Readers React: Paul Ryan lacks the moral credibility to lead the GOP after Trump
To the editor: Dan Schnur’s interpretation of outgoing House Speaker Paul D. Ryan (R-Wis.) as a “real” conservative with “real” ideas ignores several of Ryan’s shortcomings. (“A post-Trump GOP might emerge from a Ryan Underground,” Opinion, April 16)
Ryan is no intellectual leader. His singular goal is to reduce government at any cost, except when it benefits the elite. Schnur applauds Ryan’s commitment to fiscal responsibility and deficit reduction, but ignores Ryan’s disdain for any program to help citizens in need.
On this front, Ryan rarely meets a challenging question with an answer. His modus operandi when facing constituents who criticize his social policies (the nun on his false commitment to the teachings of Catholicism about the poor, the rabbi on Charlottesville, the Sikh who lost his father to gun violence — all at a town hall meeting in Wisconsin) is to smile and make friendly but vapid comments.
Further, Ryan is not simply “too closely tethered to Trump.” Rather, he has displayed no ethical backbone dealing with the president.
None of this is a recipe for leadership in the “after-Trump” era.
Marleen C. Pugach, Culver City
To the editor: I have been a registered Republican since I turned 21, 52 years ago, and I have considered leaving the GOP since Trump’s election.
The issues that Ryan railed against when Barack Obama was president — the budget deficit and the administration’s weakness on Syria and Russia, to name a few — are some of the fights Ryan abandoned under Trump.
Ryan alludes to being a principled and religious man, although there is little evidence for this. He sold his soul to Trump, big corporations and the wealthy on the tax law he promoted, and his refusal to protect special counsel Robert S. Mueller III and rein in House Intelligence Committee Chairman Devin Nunes (R-Tulare) betray a lack of a moral code. His goal of cutting Medicare and Social Security in the face of tax cuts is shameful.
Michael Hoevel, Oxnard
To the editor: Schnur believes Ryan was “fiercely committed to fiscal responsibility and deficit reduction.” In fact, Ryan’s tax policies always had the double whammy of never adding up while punishing those with the least to benefit the very few with the most.

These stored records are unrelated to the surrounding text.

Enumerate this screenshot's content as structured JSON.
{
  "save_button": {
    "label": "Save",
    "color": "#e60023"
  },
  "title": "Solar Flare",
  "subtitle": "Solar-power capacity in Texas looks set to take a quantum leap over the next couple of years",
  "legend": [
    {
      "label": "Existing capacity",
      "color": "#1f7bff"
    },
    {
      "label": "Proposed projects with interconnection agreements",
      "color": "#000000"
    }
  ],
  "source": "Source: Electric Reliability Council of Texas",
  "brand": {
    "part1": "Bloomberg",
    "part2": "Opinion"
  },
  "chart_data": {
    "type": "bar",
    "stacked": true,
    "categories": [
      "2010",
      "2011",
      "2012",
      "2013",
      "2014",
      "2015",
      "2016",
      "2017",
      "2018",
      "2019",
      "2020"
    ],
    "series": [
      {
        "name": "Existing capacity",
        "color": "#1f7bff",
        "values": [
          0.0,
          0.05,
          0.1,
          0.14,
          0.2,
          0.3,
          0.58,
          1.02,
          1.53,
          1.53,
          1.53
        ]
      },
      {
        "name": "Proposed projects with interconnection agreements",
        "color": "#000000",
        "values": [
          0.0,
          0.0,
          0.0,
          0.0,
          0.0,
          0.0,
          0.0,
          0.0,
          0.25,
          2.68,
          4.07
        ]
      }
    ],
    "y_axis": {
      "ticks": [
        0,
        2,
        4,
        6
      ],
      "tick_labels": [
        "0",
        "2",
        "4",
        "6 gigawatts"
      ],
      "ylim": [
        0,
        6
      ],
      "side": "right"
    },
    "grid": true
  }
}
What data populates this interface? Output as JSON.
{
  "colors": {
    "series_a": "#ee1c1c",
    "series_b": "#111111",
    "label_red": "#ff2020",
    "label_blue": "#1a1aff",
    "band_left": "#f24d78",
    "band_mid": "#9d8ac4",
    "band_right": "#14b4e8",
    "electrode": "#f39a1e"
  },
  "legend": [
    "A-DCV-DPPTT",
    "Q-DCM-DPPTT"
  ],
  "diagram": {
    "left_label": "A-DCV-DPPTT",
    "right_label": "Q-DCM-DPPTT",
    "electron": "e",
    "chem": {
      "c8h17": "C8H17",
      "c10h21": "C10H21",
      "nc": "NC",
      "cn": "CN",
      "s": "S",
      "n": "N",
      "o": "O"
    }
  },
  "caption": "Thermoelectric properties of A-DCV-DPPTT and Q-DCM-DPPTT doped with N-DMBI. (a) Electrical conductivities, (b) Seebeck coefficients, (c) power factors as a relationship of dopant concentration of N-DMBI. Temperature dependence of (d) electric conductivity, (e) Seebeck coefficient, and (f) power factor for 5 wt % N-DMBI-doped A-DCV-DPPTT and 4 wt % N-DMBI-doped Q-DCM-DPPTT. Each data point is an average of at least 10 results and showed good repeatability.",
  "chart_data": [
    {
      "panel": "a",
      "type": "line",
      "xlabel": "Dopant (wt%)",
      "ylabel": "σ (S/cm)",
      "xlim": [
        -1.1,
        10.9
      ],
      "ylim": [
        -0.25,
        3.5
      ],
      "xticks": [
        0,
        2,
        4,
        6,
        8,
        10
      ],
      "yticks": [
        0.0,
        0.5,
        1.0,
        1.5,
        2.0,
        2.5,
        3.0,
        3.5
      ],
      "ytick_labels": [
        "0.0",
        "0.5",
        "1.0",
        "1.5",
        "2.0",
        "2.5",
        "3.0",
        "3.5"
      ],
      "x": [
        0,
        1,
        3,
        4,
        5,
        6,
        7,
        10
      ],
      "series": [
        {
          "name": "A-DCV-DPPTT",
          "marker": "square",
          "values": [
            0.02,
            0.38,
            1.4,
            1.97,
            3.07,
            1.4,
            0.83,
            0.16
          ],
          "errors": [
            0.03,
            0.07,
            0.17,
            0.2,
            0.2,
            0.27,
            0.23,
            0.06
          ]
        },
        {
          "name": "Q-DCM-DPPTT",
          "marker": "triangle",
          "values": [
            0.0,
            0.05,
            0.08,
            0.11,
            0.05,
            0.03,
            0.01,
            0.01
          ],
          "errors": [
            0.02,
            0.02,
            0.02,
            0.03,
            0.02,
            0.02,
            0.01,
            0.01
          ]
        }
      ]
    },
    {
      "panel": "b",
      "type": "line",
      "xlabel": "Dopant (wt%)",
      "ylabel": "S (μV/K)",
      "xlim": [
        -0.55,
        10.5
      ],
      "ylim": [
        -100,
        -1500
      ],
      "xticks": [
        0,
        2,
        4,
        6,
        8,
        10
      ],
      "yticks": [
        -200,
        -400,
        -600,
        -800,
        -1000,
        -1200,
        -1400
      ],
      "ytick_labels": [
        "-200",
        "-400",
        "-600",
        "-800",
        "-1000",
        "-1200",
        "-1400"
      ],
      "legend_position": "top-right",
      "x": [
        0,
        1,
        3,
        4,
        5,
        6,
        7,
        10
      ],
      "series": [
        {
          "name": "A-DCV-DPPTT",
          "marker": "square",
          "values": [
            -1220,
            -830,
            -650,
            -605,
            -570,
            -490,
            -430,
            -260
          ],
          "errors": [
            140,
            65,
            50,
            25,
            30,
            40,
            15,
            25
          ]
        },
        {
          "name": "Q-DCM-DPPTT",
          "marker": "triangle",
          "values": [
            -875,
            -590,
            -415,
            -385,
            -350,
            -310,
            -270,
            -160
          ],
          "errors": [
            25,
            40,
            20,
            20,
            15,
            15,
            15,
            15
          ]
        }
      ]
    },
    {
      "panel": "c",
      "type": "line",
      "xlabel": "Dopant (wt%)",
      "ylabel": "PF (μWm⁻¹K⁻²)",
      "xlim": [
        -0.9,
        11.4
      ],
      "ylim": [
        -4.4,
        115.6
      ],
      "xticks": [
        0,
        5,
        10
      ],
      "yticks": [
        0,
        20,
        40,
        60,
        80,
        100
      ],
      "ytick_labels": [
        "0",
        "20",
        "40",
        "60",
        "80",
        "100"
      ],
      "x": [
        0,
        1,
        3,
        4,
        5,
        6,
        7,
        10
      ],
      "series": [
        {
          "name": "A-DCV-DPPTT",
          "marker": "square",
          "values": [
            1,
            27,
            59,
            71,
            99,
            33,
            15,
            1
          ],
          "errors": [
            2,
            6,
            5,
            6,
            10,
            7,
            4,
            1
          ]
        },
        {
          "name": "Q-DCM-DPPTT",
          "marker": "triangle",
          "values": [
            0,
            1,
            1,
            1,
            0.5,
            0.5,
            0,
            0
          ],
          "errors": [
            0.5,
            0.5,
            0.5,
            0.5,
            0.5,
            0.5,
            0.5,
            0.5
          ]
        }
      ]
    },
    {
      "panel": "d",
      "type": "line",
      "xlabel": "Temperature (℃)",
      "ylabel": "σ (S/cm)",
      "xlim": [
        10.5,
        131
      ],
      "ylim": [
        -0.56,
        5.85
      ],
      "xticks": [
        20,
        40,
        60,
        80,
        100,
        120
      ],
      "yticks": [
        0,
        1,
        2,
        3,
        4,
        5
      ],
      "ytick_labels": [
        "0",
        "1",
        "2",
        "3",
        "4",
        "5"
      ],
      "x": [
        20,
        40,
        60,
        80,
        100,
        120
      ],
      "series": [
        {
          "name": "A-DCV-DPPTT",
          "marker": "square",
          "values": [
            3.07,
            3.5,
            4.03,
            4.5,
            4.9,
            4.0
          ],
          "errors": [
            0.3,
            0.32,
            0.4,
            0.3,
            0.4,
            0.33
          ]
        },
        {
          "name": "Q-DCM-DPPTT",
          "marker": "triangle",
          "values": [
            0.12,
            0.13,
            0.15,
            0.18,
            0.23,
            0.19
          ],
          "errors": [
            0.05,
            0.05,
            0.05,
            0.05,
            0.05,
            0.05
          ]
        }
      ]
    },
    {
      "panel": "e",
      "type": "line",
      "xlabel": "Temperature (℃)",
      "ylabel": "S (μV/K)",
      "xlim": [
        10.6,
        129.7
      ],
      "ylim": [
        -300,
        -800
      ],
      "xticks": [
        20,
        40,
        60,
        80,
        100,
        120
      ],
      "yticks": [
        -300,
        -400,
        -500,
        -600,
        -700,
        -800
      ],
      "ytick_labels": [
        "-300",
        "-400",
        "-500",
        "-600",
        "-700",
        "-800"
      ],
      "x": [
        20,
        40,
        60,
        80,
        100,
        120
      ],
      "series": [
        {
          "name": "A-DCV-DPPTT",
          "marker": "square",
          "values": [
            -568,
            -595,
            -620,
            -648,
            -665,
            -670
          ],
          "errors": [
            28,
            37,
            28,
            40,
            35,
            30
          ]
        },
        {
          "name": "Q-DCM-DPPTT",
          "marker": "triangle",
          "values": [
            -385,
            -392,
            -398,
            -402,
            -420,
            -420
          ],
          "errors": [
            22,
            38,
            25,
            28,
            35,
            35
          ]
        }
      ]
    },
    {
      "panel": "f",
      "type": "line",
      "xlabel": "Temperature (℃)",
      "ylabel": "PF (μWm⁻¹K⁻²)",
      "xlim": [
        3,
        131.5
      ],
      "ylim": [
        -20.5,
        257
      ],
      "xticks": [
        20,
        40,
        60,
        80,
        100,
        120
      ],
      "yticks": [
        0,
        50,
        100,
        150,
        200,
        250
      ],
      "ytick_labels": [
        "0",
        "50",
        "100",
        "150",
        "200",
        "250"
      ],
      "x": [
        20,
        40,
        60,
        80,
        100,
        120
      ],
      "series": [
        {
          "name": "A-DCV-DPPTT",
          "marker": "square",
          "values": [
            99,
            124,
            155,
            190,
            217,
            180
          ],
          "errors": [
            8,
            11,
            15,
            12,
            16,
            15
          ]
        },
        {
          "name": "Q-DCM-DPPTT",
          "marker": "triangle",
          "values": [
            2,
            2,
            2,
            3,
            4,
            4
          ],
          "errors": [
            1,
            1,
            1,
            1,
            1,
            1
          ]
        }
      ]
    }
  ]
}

He perpetuated the lie that Social Security and Medicare were responsible for the deficit, even though each has its own dedicated stream of revenue. He advocated for corporate welfare and lower taxes for the wealthy to be paid for by targeting food stamps and the Patient Protection and Affordable Care Act.
To borrow the words of the late Pulitzer Prize-winning author Edwin O’Connor, Ryan is “as fine a man as ever robbed the helpless.” If he’s the Republican Party’s new face, it deserves to stay in the wilderness for 40 years.